Están escuchando Cyclops, a quienes aborrezco. Siento el impulso de decirles lo idiotas que son los de esa banda, pero recuerdo que no debo conocer a gente famosa. Mi cabeza es un desastre después de hablar con el abuelo —mejor— pero aun así sigo jodido. Si éste trineo es tan bueno como dicen, estoy ansioso por salir y hacerlo. Ojalá despeje mi mente de todo. Alaska es buena para eso, lo estoy notando. Cuando me siento un poco ansioso, siempre hay un modo loco para olvidarlo.
Por fin, Naruto estaciona el camión. Subimos bastante, por lo que si no estuviera bastante oscuro, tal vez podría ver todo el valle desde aquí. Este cerro se ve mucho más grande que cualquier lugar en el que he imaginado para que la gente se deslice en trineo. Se parece más a un acantilado. Cuando pienso en trineos, me imagino películas de navidad y los niños de ocho años.
—Te va a encantar esta mierda.
Chomps se frota las manos. Todos salimos y empiezan a lanzarme el equipo. Me demoro un minuto para ponerme todas las cosas que uso para la moto de nieve. Incluso un casco. Este debe ser un trineo duro. Naruto coge el trineo, Neji va justo detrás de él. Son estos trineos de plástico rojos y gruesos con crestas en la parte trasera, y cojines de goma para sentarse. Tuvimos veinte minutos de caminata hasta el lugar que vamos a usar para bajar.
Naruto me sonríe.
—¿Primero los novatos?
Esto es una prueba. Tal vez debo respetarlos por ello, y creo que lo hago, pero también me muero de ganas de patearles el culo.
—¿Por qué? ¿Tienes miedo?
Chomps ríe y abotona su abrigo hasta arriba.
—Parece que eres el único que tiene miedo.
No lo creo. Lanzo mi trineo al suelo y lo sostengo con mi pie. No hay árboles aquí arriba, pero puedo verlos abajo. Si el trineo va muy lejos, voy a tener algunos problemas para esquivarlos.
—La primera vez, voy solo. La segunda, corremos.

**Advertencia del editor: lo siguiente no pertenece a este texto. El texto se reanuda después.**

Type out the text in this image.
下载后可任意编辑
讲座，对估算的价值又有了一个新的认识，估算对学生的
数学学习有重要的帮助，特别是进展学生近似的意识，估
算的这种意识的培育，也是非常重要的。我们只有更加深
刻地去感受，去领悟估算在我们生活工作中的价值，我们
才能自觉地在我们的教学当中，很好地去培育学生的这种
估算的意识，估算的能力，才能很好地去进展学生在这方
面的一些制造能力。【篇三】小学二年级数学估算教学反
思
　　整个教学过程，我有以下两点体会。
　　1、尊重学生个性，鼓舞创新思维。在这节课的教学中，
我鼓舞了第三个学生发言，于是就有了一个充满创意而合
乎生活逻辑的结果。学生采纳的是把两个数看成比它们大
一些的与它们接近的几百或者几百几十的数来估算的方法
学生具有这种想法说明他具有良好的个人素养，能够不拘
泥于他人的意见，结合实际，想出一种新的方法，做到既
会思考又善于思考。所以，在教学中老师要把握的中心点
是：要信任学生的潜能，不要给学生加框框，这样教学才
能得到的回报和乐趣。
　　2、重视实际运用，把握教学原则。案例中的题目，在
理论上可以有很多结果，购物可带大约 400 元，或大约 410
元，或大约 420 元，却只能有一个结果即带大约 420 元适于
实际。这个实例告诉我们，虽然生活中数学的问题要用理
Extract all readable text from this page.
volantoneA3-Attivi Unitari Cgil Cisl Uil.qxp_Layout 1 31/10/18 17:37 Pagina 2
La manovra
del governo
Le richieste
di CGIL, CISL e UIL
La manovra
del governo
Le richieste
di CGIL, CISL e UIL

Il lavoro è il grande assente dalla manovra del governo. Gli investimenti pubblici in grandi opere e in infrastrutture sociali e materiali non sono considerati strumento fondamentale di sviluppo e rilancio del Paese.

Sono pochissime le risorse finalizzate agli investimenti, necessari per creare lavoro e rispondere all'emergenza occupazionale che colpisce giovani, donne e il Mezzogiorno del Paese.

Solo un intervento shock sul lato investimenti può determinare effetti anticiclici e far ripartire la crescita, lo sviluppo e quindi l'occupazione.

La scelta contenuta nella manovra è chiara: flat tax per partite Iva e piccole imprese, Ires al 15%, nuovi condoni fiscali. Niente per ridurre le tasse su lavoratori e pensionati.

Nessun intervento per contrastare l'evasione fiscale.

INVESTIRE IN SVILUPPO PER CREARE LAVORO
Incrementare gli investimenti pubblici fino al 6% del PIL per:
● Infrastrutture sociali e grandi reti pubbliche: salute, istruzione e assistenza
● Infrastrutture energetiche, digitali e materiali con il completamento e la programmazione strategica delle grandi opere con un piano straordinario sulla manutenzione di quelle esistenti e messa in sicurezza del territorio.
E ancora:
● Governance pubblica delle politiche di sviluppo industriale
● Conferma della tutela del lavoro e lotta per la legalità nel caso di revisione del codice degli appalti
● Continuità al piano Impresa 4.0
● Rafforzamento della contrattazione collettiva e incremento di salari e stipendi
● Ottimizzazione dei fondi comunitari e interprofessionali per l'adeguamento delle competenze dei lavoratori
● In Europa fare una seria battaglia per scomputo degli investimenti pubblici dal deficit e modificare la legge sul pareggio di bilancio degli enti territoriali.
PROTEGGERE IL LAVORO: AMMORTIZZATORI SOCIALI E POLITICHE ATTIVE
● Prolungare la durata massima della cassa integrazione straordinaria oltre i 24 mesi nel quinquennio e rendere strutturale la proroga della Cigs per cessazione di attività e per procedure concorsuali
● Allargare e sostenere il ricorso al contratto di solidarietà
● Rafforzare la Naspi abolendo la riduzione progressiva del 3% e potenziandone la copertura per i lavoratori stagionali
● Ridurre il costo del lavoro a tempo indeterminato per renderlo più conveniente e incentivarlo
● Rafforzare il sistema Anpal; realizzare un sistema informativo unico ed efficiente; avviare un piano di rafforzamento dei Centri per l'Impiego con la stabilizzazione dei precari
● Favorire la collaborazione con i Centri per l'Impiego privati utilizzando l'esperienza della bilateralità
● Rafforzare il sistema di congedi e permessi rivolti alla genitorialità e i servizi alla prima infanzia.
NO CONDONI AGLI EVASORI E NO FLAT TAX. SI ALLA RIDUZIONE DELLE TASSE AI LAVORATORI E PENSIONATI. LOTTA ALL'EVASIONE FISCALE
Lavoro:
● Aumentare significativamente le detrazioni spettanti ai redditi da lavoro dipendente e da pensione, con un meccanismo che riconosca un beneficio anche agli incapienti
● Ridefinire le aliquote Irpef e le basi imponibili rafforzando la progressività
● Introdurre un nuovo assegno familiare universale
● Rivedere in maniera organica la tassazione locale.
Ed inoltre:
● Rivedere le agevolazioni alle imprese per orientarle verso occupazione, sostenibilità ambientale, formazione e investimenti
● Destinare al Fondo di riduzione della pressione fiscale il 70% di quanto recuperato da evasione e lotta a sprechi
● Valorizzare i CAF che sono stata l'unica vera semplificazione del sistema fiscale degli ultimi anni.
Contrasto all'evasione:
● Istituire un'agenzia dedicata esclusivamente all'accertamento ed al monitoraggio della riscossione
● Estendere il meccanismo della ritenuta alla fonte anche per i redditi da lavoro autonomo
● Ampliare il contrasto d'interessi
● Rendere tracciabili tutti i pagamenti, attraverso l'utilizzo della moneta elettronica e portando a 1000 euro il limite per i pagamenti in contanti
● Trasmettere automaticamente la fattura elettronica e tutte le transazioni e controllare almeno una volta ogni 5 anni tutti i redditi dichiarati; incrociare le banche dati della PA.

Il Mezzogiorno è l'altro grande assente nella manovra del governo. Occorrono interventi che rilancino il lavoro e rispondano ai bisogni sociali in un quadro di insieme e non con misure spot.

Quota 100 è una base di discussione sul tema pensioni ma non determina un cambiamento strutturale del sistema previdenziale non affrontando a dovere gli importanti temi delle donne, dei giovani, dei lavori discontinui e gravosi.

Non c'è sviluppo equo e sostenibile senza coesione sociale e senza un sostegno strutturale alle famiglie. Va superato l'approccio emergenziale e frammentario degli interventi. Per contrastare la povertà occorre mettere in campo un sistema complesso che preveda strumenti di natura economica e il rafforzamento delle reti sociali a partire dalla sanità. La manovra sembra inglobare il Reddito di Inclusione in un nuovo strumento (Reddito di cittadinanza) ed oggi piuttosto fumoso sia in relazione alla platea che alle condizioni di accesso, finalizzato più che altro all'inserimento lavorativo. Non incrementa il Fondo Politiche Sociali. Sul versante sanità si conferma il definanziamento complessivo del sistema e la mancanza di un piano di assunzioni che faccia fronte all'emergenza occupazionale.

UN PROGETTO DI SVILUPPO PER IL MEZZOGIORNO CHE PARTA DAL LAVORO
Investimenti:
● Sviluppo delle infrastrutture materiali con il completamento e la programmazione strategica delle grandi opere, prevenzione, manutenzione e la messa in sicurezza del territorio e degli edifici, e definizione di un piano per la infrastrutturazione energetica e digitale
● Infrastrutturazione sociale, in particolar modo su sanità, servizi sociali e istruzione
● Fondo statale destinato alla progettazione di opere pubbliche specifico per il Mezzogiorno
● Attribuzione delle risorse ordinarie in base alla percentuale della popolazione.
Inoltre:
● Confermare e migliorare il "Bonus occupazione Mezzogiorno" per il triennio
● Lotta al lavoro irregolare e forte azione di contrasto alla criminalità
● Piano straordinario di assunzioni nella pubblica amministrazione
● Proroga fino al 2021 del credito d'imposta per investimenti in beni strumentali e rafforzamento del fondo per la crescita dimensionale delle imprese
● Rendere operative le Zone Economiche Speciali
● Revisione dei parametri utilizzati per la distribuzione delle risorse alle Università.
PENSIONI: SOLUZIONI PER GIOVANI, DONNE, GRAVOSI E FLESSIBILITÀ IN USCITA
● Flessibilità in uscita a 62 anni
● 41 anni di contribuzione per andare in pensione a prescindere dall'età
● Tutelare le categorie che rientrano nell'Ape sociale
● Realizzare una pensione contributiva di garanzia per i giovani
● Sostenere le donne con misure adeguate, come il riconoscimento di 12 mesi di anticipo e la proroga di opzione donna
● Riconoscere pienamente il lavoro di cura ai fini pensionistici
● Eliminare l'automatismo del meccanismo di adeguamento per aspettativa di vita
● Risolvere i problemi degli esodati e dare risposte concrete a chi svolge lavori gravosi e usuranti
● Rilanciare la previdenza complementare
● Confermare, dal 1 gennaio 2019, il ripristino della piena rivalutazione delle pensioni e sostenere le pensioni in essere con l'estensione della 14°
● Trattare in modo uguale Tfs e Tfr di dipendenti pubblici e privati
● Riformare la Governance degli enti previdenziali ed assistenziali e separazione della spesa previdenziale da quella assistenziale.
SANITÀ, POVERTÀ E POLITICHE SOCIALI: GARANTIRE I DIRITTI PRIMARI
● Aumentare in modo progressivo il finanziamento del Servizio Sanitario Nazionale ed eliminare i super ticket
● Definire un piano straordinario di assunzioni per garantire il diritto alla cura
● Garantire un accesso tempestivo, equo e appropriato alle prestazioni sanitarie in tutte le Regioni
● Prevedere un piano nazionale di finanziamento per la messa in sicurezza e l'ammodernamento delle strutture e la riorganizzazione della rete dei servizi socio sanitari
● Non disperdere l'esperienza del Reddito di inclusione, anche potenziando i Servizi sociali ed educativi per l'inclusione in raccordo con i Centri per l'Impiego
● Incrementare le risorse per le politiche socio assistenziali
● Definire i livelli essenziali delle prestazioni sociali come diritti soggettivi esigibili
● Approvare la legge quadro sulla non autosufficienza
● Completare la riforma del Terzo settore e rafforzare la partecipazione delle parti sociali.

No escucho si responden, porque me siento y salgo. Mi primer pensamiento es: mierda, tenían razón. Es una locura. Me agarro mientras me inclino, esperando que me ayude a tomar la curva. Se siente como si fuera a millones de kilómetros por hora. Casi como si estuviera en la moto de nieve, pero es aún más intenso, ya que parece como si volara por la montaña.
Golpeo un bache y mierda, realmente voy por el aire.
—¡Siii! — grito.
Es increíble.
Me alegra tanto que tuvieran gafas de protección y esas cosas. Tan deprisa. Cuando aparece otra curva, nuevamente me inclino. Estoy llegando al fondo. Mi trineo choca con otro bache y va más alto que la última vez. Cuando vuelvo a tocar la tierra, pierdo el control y caigo, rodando lejos del trineo. Mi cuerpo se detiene a unos seis metros de donde me caí.
Acostado en la nieve, miro hacia el cielo. Mi pecho sube y baja un poco más brusco de lo debido, y no puedo recuperar el aliento. Al estar aquí en la nieve congelada, solo puedo pensar en lo increíble que es este tipo de adrenalina natural. Mucho mejor que cualquier tipo de drogas. Lo que le dije al abuelo antes es lo correcto. Este es el tipo de cosa que quiero que me haga sentir bien, no las pastillas.
Voy a hablar con Kakashi. Iré a rehabilitación.